A: First, I would like to see more engagement with the near death experience because there is a whole world of potentially challenging issues that involve neuroscience, the philosophy of mind, quantum physics, and theology.Unlike many other topics, the NDE has the potential to (and is being used by Dr Sam Parnia) as a test platform for the question of consciousness and the brain, is it local and produced by the brain or is mind distinct from it (not in a strict dualism) but that consciousness underwrites the material. It comes first. How much credence should we put into an NDE, compared lets say, to the experience of an elder of saint—whose mind is functioning perfectly well? Second, there is something called Neurodiversity, the idea that there is not a single form of normal human brain as exemplified by the autistic spectrum and Aspergers syndrome.High functioning autistics alter some of the basic traits of the human such socialization,the emphasis on language, and theory of mind. They are highly limited in all of these and they think visually, but struggle with language. Their visual thinking is sometimes amazing compared to ours. Might this have any theological implications?

 

Q: What are or should be, from your point of view, the limits of the dialogue between Science and Orthodox Christianity?

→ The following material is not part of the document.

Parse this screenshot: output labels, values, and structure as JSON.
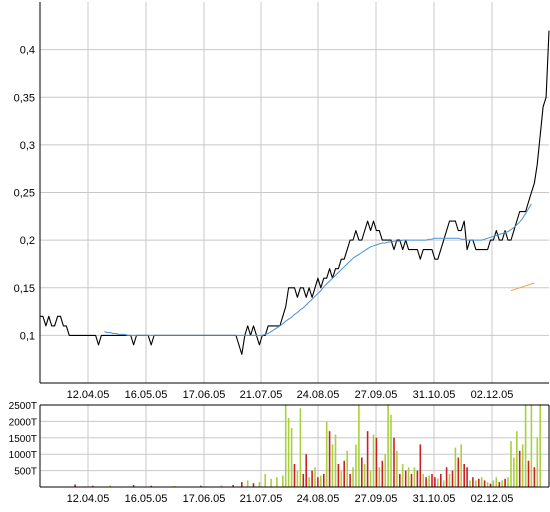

A: A good question.I am not sure. Perhaps It would be a cautionary note that we can get so entangled in the scientific and high end theological issues that we forget or overlook why we are here, why are we alive? Is it to obtain all knowledge about the creation? Is it to become Christ like? One does not cancel out the other, but I wonder about the focus sometimes.Also we need to keep in mind what do we expect of science? What do we think it is capable of informing us about? This also goes to how we understand our theology.Are there aspects of it that are really just a product of their time or are they revealed knowledge? If we say something is a product of its day does that not then also apply to current fashions in thought today? So why choose the current ones that may be outdated in a hundred years or more? I would like to close this with insight from a wonderful Albanian Priest living in America who had a profound NDE, that is, he was declared dead on site, brought to the ER, then to the morgue. He was in out for at least 24 hrs yetsuffered no physiological brain damage. In an interview he was asked what he saw and while he did not want to talk about the specifics, he made the following comment that I think we need to keep in mind in this dialogue: “A newborn has proximity to its mothers breast. They feel the sun on their face. They have an urge, it is not a desire but an instinct to feed, they feel the warmth, they have the comfort of their mother, but there are no linguistic signifiers.  They don’t have a word in any language for what it is. It is direct experience.  There is no epistemic cap, no linguistic barrier. Everyone knows the story of Achilles, the mother held him by the heel and dipped him in the river and he became invulnerable. Well, it was the thing she held him by that was his weakness. And it is the thing we hold the knowledge of about life after death and of God, the language, the words, its those things that are the weaknesses,  the gap in our knowing, here……….., and beyond this life.   There is a metaphysical reality that is not accessible to intellectual perusal or discursive objectified knowledge. The closest we can come from my experience (and what do I know?) is the liturgical encounter. All our senses are involved.”